Backups represent your last resort when security controls fail. Yet backup security receives minimal attention until ransomware attacks compromise both production systems and the backups organisations expected would enable recovery. Attackers specifically target backups because they understand backup compromise prevents recovery. Organisations test backup restoration regularly but rarely assess backup security comprehensively. They verify technical ability to restore whilst ignoring whether attackers could access, modify, or destroy backups during attacks.
Critical Backup Security Controls
Air-gapped backups that attackers can’t access from compromised networks provide essential protection. True air-gapping means physical separation or network isolation that prevents any electronic access to backup systems. Backups accessible through network shares don’t qualify as air-gapped regardless of access controls. Immutable backups prevent modification or deletion even by administrators. Ransomware operators with compromised administrator credentials can delete normal backups through legitimate management interfaces. Immutability removes this capability by making backups write-once at the storage level.
Expert Commentary
Name: William Fieldhouse
Title: Director of Aardwolf Security Ltd
Comments: “Backup security assessments routinely find backup systems accessible from compromised networks, backup credentials stored insecurely, and restoration procedures requiring access to encrypted production systems. Organisations discover during incidents that backup security they assumed existed never actually deployed.”

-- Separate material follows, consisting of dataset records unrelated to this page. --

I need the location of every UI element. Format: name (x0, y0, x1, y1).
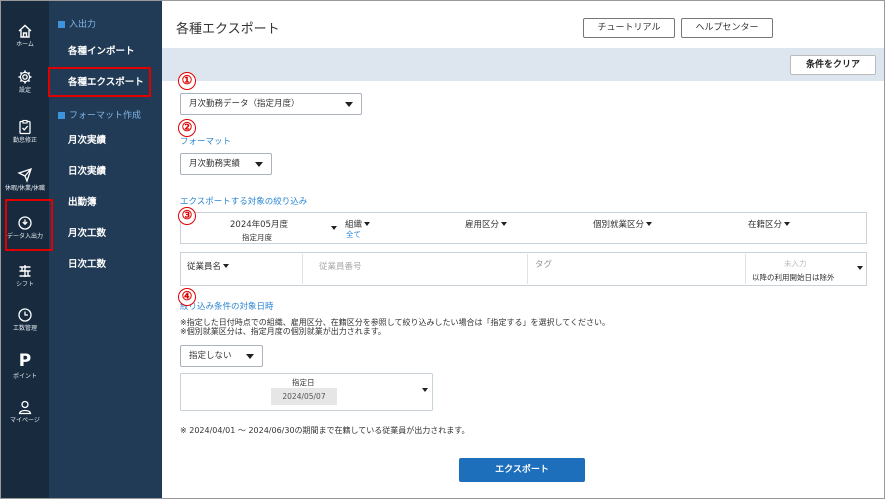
rail-mypage[interactable]: マイページ (1, 399, 49, 445)
rail-mypage-label: マイページ (10, 417, 40, 424)
chevron-down-icon (364, 222, 371, 226)
help-center-button[interactable]: ヘルプセンター (681, 18, 773, 38)
chevron-down-icon (784, 222, 791, 226)
format-select[interactable]: 月次勤務実績 (180, 153, 272, 175)
employee-number-input[interactable]: 従業員番号 (319, 260, 362, 272)
employee-name-filter[interactable]: 従業員名 (187, 260, 230, 272)
divider (745, 254, 746, 284)
rail-hours-label: 工数管理 (12, 325, 37, 332)
rail-home[interactable]: ホーム (1, 23, 49, 69)
divider (302, 254, 303, 284)
annotation-3: ③ (178, 207, 196, 225)
usage-exclude-label: 以降の利用開始日は除外 (752, 273, 835, 282)
section-format: フォーマット作成 (58, 108, 141, 121)
shift-icon (19, 265, 31, 277)
work-type-label: 個別就業区分 (593, 220, 645, 230)
rail-settings[interactable]: 設定 (1, 69, 49, 115)
date-value[interactable]: 2024/05/07 (271, 388, 337, 405)
points-icon: P (18, 351, 32, 371)
annotation-2: ② (178, 119, 196, 137)
note-2: ※個別就業区分は、指定月度の個別就業が出力されます。 (180, 327, 386, 336)
nav-daily-hours[interactable]: 日次工数 (68, 256, 106, 270)
rail-hours[interactable]: 工数管理 (1, 307, 49, 353)
rail-shift-label: シフト (15, 281, 34, 288)
chevron-down-icon (223, 264, 230, 268)
chevron-down-icon (501, 222, 508, 226)
app-window: ホーム 設定 勤怠修正 休暇/休業/休職 データ入出力 シフト 工数管理 P ポ (0, 0, 885, 499)
rail-shift[interactable]: シフト (1, 263, 49, 309)
chevron-down-icon (345, 102, 353, 107)
employee-name-label: 従業員名 (187, 262, 222, 272)
status-label: 在籍区分 (748, 220, 783, 230)
rail-attendance-fix-label: 勤怠修正 (12, 137, 37, 144)
section-io-label: 入出力 (69, 20, 97, 30)
section-square-icon (58, 112, 65, 119)
section-format-label: フォーマット作成 (69, 111, 142, 121)
page-title: 各種エクスポート (176, 22, 280, 37)
filter-label: エクスポートする対象の絞り込み (180, 197, 308, 207)
month-value[interactable]: 2024年05月度 (230, 218, 288, 230)
format-value: 月次勤務実績 (189, 159, 241, 169)
date-label: 指定日 (292, 378, 315, 387)
usage-chevron-icon[interactable] (857, 266, 863, 270)
home-icon (18, 24, 32, 38)
annotation-box-export (48, 67, 151, 97)
specify-value: 指定しない (189, 351, 232, 361)
clipboard-check-icon (19, 119, 31, 135)
nav-monthly-hours[interactable]: 月次工数 (68, 225, 106, 239)
header-band (162, 48, 884, 81)
export-type-value: 月次勤務データ（指定月度） (189, 99, 300, 109)
date-chevron-icon[interactable] (422, 388, 428, 392)
chevron-down-icon (255, 162, 263, 167)
rail-points[interactable]: P ポイント (1, 351, 49, 397)
month-sub: 指定月度 (242, 233, 272, 242)
plane-icon (17, 167, 33, 183)
nav-import[interactable]: 各種インポート (68, 43, 135, 57)
section-square-icon (58, 21, 65, 28)
chevron-down-icon (246, 354, 254, 359)
nav-attendance-book[interactable]: 出勤簿 (68, 194, 97, 208)
annotation-box-rail (5, 199, 53, 251)
tutorial-button[interactable]: チュートリアル (583, 18, 675, 38)
specify-select[interactable]: 指定しない (180, 345, 263, 367)
org-value[interactable]: 全て (346, 229, 361, 240)
rail-attendance-fix[interactable]: 勤怠修正 (1, 119, 49, 165)
clock-icon (18, 308, 32, 322)
section-io: 入出力 (58, 17, 96, 30)
period-note: ※ 2024/04/01 ～ 2024/06/30の期間まで在籍している従業員が… (180, 426, 470, 435)
clear-conditions-button[interactable]: 条件をクリア (790, 55, 876, 75)
rail-points-label: ポイント (12, 373, 37, 380)
rail-leave-label: 休暇/休業/休職 (4, 185, 46, 192)
tag-input[interactable]: タグ (535, 258, 552, 270)
annotation-4: ④ (178, 288, 196, 306)
work-type-filter[interactable]: 個別就業区分 (593, 218, 653, 230)
user-icon (18, 400, 32, 415)
start-date-input[interactable]: 未入力 (784, 258, 807, 269)
export-type-select[interactable]: 月次勤務データ（指定月度） (180, 93, 362, 115)
chevron-down-icon (646, 222, 653, 226)
main-content: 各種エクスポート チュートリアル ヘルプセンター 条件をクリア 月次勤務データ（… (162, 1, 884, 498)
annotation-1: ① (178, 72, 196, 90)
rail-settings-label: 設定 (18, 87, 31, 94)
employment-label: 雇用区分 (465, 220, 500, 230)
nav-monthly-results[interactable]: 月次実績 (68, 132, 106, 146)
status-filter[interactable]: 在籍区分 (748, 218, 791, 230)
rail-home-label: ホーム (16, 41, 34, 48)
month-chevron-icon[interactable] (331, 226, 337, 230)
nav-daily-results[interactable]: 日次実績 (68, 163, 106, 177)
employment-filter[interactable]: 雇用区分 (465, 218, 508, 230)
divider (527, 254, 528, 284)
export-button[interactable]: エクスポート (459, 458, 585, 482)
gear-icon (18, 70, 32, 84)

Implementing Secure Backup Practices
Encrypt backups properly with keys stored separately from backup data. Backup encryption means nothing when attackers access encryption keys alongside backup files. Key management makes encryption effective rather than performative. Monitor backup integrity continuously rather than discovering corruption during restoration attempts. Hash verification, test restores, and integrity checks reveal backup problems before crises when you need working backups immediately.
Regular web application penetration testing should include backup security assessment. Testing whether compromised systems can access or modify backups reveals protection gaps before attackers exploit them.
Test backup restoration under adversarial conditions. Don’t just verify you can restore files; verify you can restore when attackers control production infrastructure, encryption keys are unavailable, and documentation lives on encrypted systems.
Working with the best penetration testing company includes realistic backup security testing that simulates actual ransomware scenarios.
Backup security requires treating backup infrastructure as critical security systems rather than IT operational tools. The protection level backups receive should match the value they provide as your last defence against catastrophic data loss.